# Pacific Northwest School Owners



## bushidomartialarts (Mar 8, 2006)

Say, who among us owns a school or runs a program in Oregon, Washington or Idaho?


----------



## tsdclaflin (Apr 1, 2006)

How about Western Montana?  I have a school in Western MT; my association is based in Boise, Idaho.

BTW, I looking for tournament opportunities for my students in the PNW.  Preferably Tang Soo Do, but Open Tournaments are fine too.


----------



## Blindside (Apr 6, 2006)

tsdclaflin said:
			
		

> How about Western Montana? I have a school in Western MT; my association is based in Boise, Idaho.
> 
> BTW, I looking for tournament opportunities for my students in the PNW. Preferably Tang Soo Do, but Open Tournaments are fine too.


 
Do you attend Chris Crews' tournament?  It will be held on July 16 & 17 this year, in Missoula as usual.  

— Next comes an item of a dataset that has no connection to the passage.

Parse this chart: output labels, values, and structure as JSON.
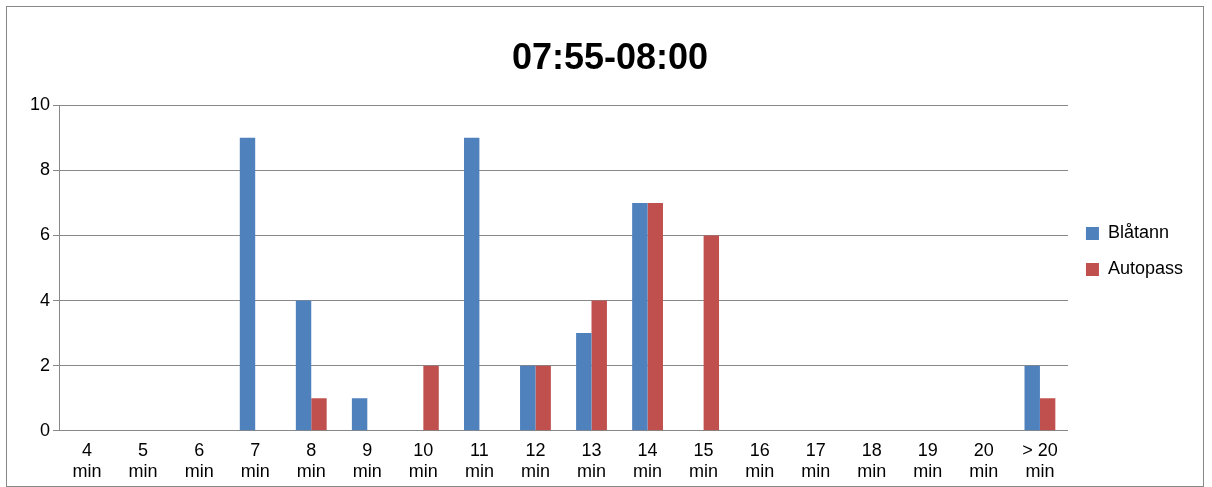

Contact information down below, listed under the Frontier Conference.
http://www.eklkarate.com/tournaments.htm?


----------



## Fluffy (May 1, 2006)

I'm in Snohomish.


----------



## kyudogrrl66 (May 10, 2006)

<raises hand>
I'm in Seattle.....


----------



## shesulsa (May 11, 2006)

Vancouver and Yacolt, Washington


----------



## Brian King (May 11, 2006)

I have a school in Bellevue Washington

See you on the floor soon
Friends
Brian King
http://systemanw.com/


----------



## Touch Of Death (May 11, 2006)

I hope to meet you all at the Spokane Tourney in two weeks!!!!!


----------



## kanjc (Sep 13, 2006)

Tacoma, washington.... o whos going to the governors cup (TKD) in october?


----------



## Hollywood1340 (Sep 20, 2006)

We run out of Missoula, MT


----------